Ad ogni modo e’ opportuno chiarire che il reato dell’uso indebito delle carte di credito e’ specificamente previsto dall’art. 12 della legge n. 197 del 5 luglio 1991 che ha convertito il D.L. n. 143/91 e prevede la reclusione da 1 a 5 anni ed una multa fino a 1550 euro.
Al fine di evitare spiacevoli sorprese si possono suggerire alcune precauzioni quali quella di controllare meticolosamente l’estratto conto della carta di credito, poiche’ spesso le truffe si nascondono dietro le spese di importo minimo; oppure non perdere mai di vista il negoziante al quale si consegna la carta o ancora non gettare mai le ricevute della carta di credito nei rifiuti.
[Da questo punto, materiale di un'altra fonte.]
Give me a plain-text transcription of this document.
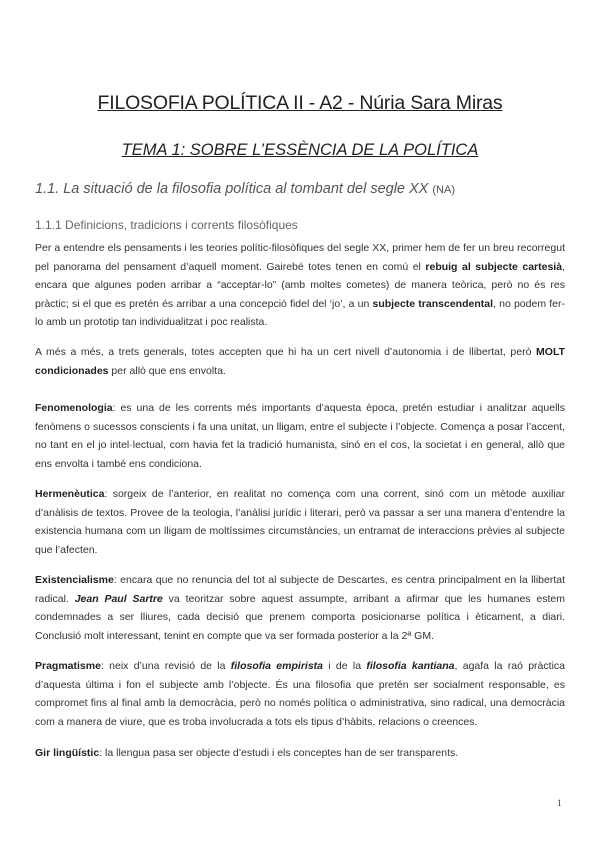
FILOSOFIA POLÍTICA II - A2 - Núria Sara Miras
TEMA 1: SOBRE L’ESSÈNCIA DE LA POLÍTICA
1.1. La situació de la filosofia política al tombant del segle XX (NA)
1.1.1 Definicions, tradicions i corrents filosòfiques

Per a entendre els pensaments i les teories polític-filosòfiques del segle XX, primer hem de fer un breu recorregut pel panorama del pensament d’aquell moment. Gairebé totes tenen en comú el rebuig al subjecte cartesià, encara que algunes poden arribar a “acceptar-lo” (amb moltes cometes) de manera teòrica, però no és res pràctic; si el que es pretén és arribar a una concepció fidel del ‘jo’, a un subjecte transcendental, no podem fer-lo amb un prototip tan individualitzat i poc realista.

A més a més, a trets generals, totes accepten que hi ha un cert nivell d’autonomia i de llibertat, però MOLT condicionades per allò que ens envolta.

Fenomenologia: es una de les corrents més importants d’aquesta època, pretén estudiar i analitzar aquells fenòmens o sucessos conscients i fa una unitat, un lligam, entre el subjecte i l’objecte. Comença a posar l’accent, no tant en el jo intel·lectual, com havia fet la tradició humanista, sinó en el cos, la societat i en general, allò que ens envolta i també ens condiciona.

Hermenèutica: sorgeix de l’anterior, en realitat no comença com una corrent, sinó com un mètode auxiliar d’anàlisis de textos. Provee de la teologia, l’anàlisi jurídic i literari, però va passar a ser una manera d’entendre la existencia humana com un lligam de moltíssimes circumstàncies, un entramat de interaccions prèvies al subjecte que l’afecten.

Existencialisme: encara que no renuncia del tot al subjecte de Descartes, es centra principalment en la llibertat radical. Jean Paul Sartre va teoritzar sobre aquest assumpte, arribant a afirmar que les humanes estem condemnades a ser lliures, cada decisió que prenem comporta posicionarse política i èticament, a diari. Conclusió molt interessant, tenint en compte que va ser formada posterior a la 2ª GM.

Pragmatisme: neix d’una revisió de la filosofia empirista i de la filosofia kantiana, agafa la raó pràctica d’aquesta última i fon el subjecte amb l’objecte. És una filosofia que pretén ser socialment responsable, es compromet fins al final amb la democràcia, però no només política o administrativa, sino radical, una democràcia com a manera de viure, que es troba involucrada a tots els tipus d’hàbits, relacions o creences.

Gir lingüístic: la llengua pasa ser objecte d’estudi i els conceptes han de ser transparents.

1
Pur dando per scontato che la sicurezza totale non esiste, sono state proposte diverse soluzioni alternative per impedire simili truffe (o quanto meno per renderle piu’ difficili).
Innanzitutto l’uso della carta telematica on line, nella maggior parte dei casi, e’ associato all’utilizzo di uno specifico protocollo SSL (secure socket layer), contraddistinto dalla presenza di una chiave dorata o lucchetto, e la sicurezza e’ garantita dalla tecnica di criptatura asimmetrica, la stessa che sta alla base del funzionamento della firma digitale. In particolare la codifica SSL cripta la trasmissione dei dati, nel senso che i dati personali vengono codificati dal browser, che a seconda della versione usera’ 40 bit o 128 bit ( la versione Europea usa 40 bit ) e viaggiano via Internet criptati.
Il problema e’ che una volta raggiunto il server del negozio online, vengono nuovamente messi in chiaro e risiedono in chiaro sul server del provider del negozio da cui si acquista. Un eventuale hacker che violasse la sicurezza del provider troverebbe, quindi, i dati in chiaro. Esistono anche altri sistemi di sicurezza, ma per la verita’ nessuno sembra inviolabile.

Inoltre fra i vari rimedi suggeriti, oltre a questi sistemi di sicurezza, si ricorda chi ha proposto di subordinare l’uso della carta di credito all’uso di un P.I.N. segreto non solo per il prelievo, ma piu’ in generale (ad esempio il fornitore con una macchina specifica potrebbe verificare la corrispondenza del P.I.N. usato con quello registrato sulla carta).
Altra soluzione proposta e’ quella di introdurre delle carte dotate di un piccolo processore e quindi di una memoria in grado di registrare data, luogo ed ora dell’ultimo utilizzo, nonche’ il debito residuo.